Ah. It’s the season for the Yellow Waves of … Tobacco?! Yes, tobacco.
From about Perugia, northward to the mountains and the source of the Tiber river is fertile ground for tobacco. All along the river plain and up into the valleys to the east and west you will see field after field of tobacco. It is a huge cash crop for the farmers around here.
It is used to make cigarettes and also the Tuscan cigars. Umbria is one of three regions in italy to grow tobacco, the other two are the Veneto and Campagnia.
Farmers practice rotation of their fields. The rotating crops are: sunflowers, corn, winter wheat, tobacco, and one year the field is fallow. Sometimes they plant legumes and plow them under in the fallow year. It enriches the soil.
I figure it’s none of my business who grows what and I don’t mind if they grow tobacco. I won’t be smoking it but many people do. And to tell the truth, it is a beautiful plant. Especially now when it turns from dark, forest green to bright lime, to yellow.
Tobacco facts… …
I found out it is in the same family as eggplant, pepper, petunia, potato, and tomato. Tobacco has a small seed, which cannot be sown directly in the field; seedlings are raised in selected and tended seedbeds where protection is given against heavy rain and excess sun; young seedlings are planted out by hand or mechanical transplanter, and spacing between seedlings and rows varies with the kind of tobacco and with the location. Tobacco is picked when leaves are “ripe”. Leaves ripen progressively from the bottom of the plant to the top, so lugs (the bottom leaves) are picked first and tips picked last.
Life cycle in pictures
The plants must be watered throughout the growing season. Most fields are within a short distance of a water source so water can be pumped to irrigate the fields. This field is just beside the Tiber river.
Rich and green before it begins to ripen.
The plants do get flowers and many farmers de-flower them so they don’t go to seed. Some don’t seem to do that. The foreground plants were left to bloom.
The blooms are pretty, ranging from pink to red.
Beginning to ripen. Typically tobacco is picked six times, with three leaves taken per pick and six leaves in the final pick. Gradual picking may continue for 2 months. These have the very bottom picked already.
There are harvesters that take just the leaves from the bottom off and work their way to the top as they ripen to leave the stalks. The leaves are piled high into green farm wagons pulled by tractors to the ovens found throughout the area. Here is a row of ovens. The tobacco is half dried here and packed and shipped for final processing.
It is a seasonal rite around this area so I look forward to watching. And it is a part of the rhythm of life. The beginning of Autumn.
I didn’t know a lot of it so it was an interesting thing to look into. They are pretty in their yellowness!
What we do for our tunes! I had another comment about the use of pesticides on the crops about which I don’t have good information but it’s probably good you didn’t stay long on that job!
Hi — thanks for your thoughtful comment. I didn’t look into this issue for the blog. But I did after this comment and it seems the use of pesticides is regulated and limited here in Italy, on tobacco. But that doesn’t mean they aren’t used to some extent. I read several reports about illness from contact with the leaves of the plant. All interesting things. I also do not think they are subsidized by the government here as I could find no references but that could still be the case. I am happy for your comment which makes me think.
Hi Nancy, thank you for sharing this article about tobacco growing in the upper Tiber region, an interesting read and lovely photographs to back it up.

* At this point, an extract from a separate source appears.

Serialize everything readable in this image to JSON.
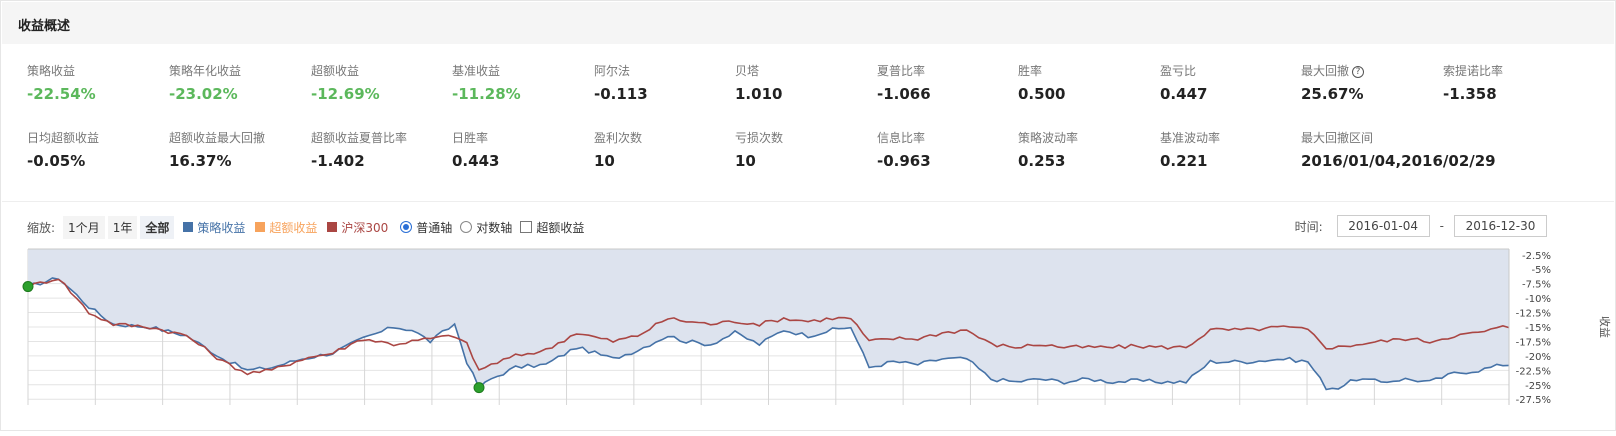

You stated ” I figure it’s none of my business who grows what.” In my opinion there are too many unknown factors about this business that I feel we should be better informed as to who is doing what with regard to the tobacco crop. My concern is about the pesticides that the farmers are spraying on the crop. Being a keen cyclist I am out and about on my bike quite regularly and cycling in an area where there has been recent spraying the air is pungent, I avoid the area as quickly as I can. Years ago I started asking questions about the pesticides being used as in many areas there were other crops growing adjacent to the tobacco fields. Needless to say my enquires got me nowhere other than hearing about a specific type of cancer that was unique with folks who did manual labour in the tobacco fields. Today much of the work has been mechanised and that is progress. However,I believe that the farmers are still being subsidised to grow tobacco and if that is the case I think it is wrong; why encourage farmers to grow a harmful crop? If one could imagine a world without cigarettes think of the benefits to mankind, mainly from a medical point of view. I believe that it is the additives that go into wine making that cause headaches the next morning and similarly I can not help but think that it is what they spray onto the tobacco that causes many of the medical problems associated with smoking. I offer this submission as food for thought.
Funny enough, that was my first job at 14. Working the tobacco fields of Connecticut. They used to come to the schools (I lived southwest Mass) to offer jobs to the kids and they would have buses that went around all the towns to bring them there. It was hot, hard work. Haaa..I stayed just long enough to save money for a cassette player stereo to replace the 8 track I had.
So interesting! I see this everywhere here and did not know all the facts about it. Thanks for the explanation!